Он явно выходил за служебные рамки. Или это была просто тонкая работа?
— Ну, а если даже был так называемый сигнал, на кой черт меня было унижать, держать дверь уборной открытой? Я что, мог спрятать в штаны все семьдесят два тома «Современных записок»? Неужели вы думаете, что после этого я буду еще больше любить Родину?
— Недоработки… — пожал он плечами. — Культуры не хватает, как вы сами справедливо заметили во вступлении к поэме «Братская ГЭС».
Я продолжал самовзвинчиваться, имея перед собой только одну цель — выцарапать из когтей КГБ конфискованные книги, а особенно драгоценный подарок Джеймса Биллингтона.
— Вы, КГБ, сами делаете из писателей врагов. Почему, например, КГБ запретило выпустить в Ленинграде книгу Любимца Ахматовой? Ведь его обвиняли в тунеядстве. Где же логика? Почему вы не позволяете ему зарабатывать на хлеб своим трудом?
— Кто вам это сказал? — рассвирепел Человек с Глазами-Сверлами.
— Олег Шестинский, секретарь ленинградской писательской организации.
— Вранье! — грохнул по столу кулаком Человек с Глазами-Сверлами, так что подпрыгнула пробка в графине. — Мы сказали Шестинскому, что это должен решать Союз писателей. Тогда он трусливо попросил нашей письменной рекомендации печатать эту книг). Но если я напишу такую рекомендацию, а этот ваш Любимец Ахматовой опять что-то выкинет, вроде попытки удрать на самолете, то я полечу с работы вверх тормашками… Но хватит об этом. Он давно хотел уехать и сейчас опять подал прошение. Мы решили это положительно. Он может уезжать, если ему так хочется.

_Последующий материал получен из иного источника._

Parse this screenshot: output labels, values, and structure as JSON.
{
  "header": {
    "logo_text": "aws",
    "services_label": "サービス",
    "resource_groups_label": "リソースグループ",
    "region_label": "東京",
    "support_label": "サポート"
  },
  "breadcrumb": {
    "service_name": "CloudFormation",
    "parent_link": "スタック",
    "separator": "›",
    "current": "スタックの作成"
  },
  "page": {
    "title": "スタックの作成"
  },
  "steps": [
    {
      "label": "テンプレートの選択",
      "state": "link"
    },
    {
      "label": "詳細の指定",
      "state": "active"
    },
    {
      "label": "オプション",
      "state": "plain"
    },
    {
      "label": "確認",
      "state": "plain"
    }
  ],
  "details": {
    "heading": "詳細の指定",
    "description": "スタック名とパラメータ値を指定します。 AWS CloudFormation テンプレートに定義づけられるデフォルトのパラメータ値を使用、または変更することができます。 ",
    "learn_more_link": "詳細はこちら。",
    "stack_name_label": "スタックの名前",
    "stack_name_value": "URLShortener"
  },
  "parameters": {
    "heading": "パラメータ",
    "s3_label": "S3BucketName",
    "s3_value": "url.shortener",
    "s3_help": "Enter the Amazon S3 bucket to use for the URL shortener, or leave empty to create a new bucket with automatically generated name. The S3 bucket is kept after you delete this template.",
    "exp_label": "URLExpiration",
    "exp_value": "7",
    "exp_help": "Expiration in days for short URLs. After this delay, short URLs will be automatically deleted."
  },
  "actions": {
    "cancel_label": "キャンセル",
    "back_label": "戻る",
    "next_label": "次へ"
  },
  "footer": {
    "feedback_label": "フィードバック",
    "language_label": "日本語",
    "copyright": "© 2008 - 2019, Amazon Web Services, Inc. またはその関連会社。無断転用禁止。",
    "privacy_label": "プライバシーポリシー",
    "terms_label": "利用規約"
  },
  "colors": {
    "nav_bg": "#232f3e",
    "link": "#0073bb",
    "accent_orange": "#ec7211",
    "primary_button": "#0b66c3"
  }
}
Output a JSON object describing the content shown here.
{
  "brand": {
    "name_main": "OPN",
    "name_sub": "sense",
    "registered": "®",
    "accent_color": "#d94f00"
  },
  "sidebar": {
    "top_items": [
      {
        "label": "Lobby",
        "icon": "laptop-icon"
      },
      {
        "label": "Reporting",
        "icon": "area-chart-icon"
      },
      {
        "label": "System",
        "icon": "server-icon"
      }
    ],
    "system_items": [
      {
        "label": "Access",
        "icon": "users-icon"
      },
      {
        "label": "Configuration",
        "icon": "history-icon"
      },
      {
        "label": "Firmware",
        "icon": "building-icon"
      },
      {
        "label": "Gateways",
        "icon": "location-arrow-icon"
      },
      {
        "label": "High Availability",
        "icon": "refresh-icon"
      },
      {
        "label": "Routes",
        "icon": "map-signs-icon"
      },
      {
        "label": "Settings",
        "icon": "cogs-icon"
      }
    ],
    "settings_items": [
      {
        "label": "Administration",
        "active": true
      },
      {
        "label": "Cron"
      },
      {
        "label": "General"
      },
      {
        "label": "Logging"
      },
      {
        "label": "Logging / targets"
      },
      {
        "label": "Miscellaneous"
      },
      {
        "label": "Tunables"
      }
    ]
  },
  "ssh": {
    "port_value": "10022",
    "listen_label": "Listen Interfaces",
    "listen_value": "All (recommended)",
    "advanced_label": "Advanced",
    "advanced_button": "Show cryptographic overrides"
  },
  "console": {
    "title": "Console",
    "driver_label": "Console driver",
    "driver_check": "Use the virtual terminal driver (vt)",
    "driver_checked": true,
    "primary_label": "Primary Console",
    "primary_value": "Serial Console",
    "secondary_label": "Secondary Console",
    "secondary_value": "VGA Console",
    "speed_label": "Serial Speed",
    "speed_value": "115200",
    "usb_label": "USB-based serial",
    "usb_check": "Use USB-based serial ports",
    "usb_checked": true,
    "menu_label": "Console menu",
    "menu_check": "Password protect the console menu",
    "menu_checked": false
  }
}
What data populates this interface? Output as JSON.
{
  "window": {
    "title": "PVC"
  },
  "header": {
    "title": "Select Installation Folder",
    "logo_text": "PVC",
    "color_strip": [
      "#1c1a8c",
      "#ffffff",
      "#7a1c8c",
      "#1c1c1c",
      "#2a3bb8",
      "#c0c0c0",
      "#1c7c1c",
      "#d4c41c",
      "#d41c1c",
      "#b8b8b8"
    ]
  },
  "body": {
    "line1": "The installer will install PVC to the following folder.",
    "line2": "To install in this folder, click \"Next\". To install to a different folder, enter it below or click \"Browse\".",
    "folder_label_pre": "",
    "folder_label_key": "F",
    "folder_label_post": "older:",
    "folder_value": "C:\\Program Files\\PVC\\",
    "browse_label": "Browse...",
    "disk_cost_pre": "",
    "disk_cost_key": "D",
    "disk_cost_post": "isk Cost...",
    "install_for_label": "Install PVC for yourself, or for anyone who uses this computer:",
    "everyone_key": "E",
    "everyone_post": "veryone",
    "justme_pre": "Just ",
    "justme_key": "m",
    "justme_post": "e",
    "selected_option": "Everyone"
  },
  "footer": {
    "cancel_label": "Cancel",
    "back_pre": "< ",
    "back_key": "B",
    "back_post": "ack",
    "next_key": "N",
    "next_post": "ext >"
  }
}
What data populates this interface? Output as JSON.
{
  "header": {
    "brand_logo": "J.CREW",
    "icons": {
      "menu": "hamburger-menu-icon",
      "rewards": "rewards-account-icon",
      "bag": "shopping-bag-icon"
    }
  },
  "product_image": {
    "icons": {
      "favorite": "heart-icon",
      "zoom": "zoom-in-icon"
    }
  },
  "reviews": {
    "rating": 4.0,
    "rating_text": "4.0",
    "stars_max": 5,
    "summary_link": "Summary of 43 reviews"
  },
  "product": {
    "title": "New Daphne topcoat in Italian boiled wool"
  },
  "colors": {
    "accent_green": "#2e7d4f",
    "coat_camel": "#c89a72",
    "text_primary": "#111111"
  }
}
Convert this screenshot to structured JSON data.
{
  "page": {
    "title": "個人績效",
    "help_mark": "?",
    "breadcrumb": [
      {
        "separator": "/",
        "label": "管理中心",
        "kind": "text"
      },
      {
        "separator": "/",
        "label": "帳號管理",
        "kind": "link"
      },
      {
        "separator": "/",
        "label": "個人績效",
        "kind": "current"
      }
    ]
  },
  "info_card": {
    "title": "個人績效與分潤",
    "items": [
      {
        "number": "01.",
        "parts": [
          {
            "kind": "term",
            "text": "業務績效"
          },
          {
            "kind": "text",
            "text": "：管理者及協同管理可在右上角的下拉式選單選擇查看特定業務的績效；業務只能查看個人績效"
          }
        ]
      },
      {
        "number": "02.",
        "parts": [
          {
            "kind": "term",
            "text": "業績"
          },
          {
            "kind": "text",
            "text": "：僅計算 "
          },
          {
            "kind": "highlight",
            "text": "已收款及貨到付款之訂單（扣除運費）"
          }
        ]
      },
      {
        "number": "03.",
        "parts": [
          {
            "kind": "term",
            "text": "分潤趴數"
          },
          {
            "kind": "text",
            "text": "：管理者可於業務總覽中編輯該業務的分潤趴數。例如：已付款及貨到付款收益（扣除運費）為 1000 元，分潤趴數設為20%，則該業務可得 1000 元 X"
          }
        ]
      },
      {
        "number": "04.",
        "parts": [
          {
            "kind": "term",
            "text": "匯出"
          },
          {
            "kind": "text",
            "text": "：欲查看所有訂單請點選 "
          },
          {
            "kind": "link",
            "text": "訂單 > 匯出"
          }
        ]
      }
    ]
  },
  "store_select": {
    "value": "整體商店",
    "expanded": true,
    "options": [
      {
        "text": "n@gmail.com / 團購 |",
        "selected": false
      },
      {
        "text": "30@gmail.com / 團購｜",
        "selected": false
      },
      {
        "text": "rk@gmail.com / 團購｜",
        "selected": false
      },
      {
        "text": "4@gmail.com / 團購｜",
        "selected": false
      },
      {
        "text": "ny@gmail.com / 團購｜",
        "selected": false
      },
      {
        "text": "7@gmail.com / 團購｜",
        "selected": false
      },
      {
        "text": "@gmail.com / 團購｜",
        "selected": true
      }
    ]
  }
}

— То есть как? Навсегда? — остолбенел я. — Но ведь это же страшная трагедия для поэта — оказаться вне языка. А он сможет вернуться?
— Это от него зависит, — уклончиво сказал Человек с Глазами-Сверлами.
— Вы что, думаете, он будет кричать на каждом перекрестке: «Да здравствует советская власть!»?
— Вы слишком нас примитивизируете… — поморщился он.
— Ну вы хоть не мучайте его напоследок всякими оскорблениями, обвинениями в отсутствии патриотизма, как это часто делают с уезжающими, — упавшим голосом сказал я.
— Я не могу отвечать за всех наших работников, как вы не можете отвечать за всех писателей, — раздраженно сказал он и вдруг нехотя добавил: — Но я постараюсь проследить.
— Скажите, а я могу рассказать ему о нашем с вами разговоре? — спросил я.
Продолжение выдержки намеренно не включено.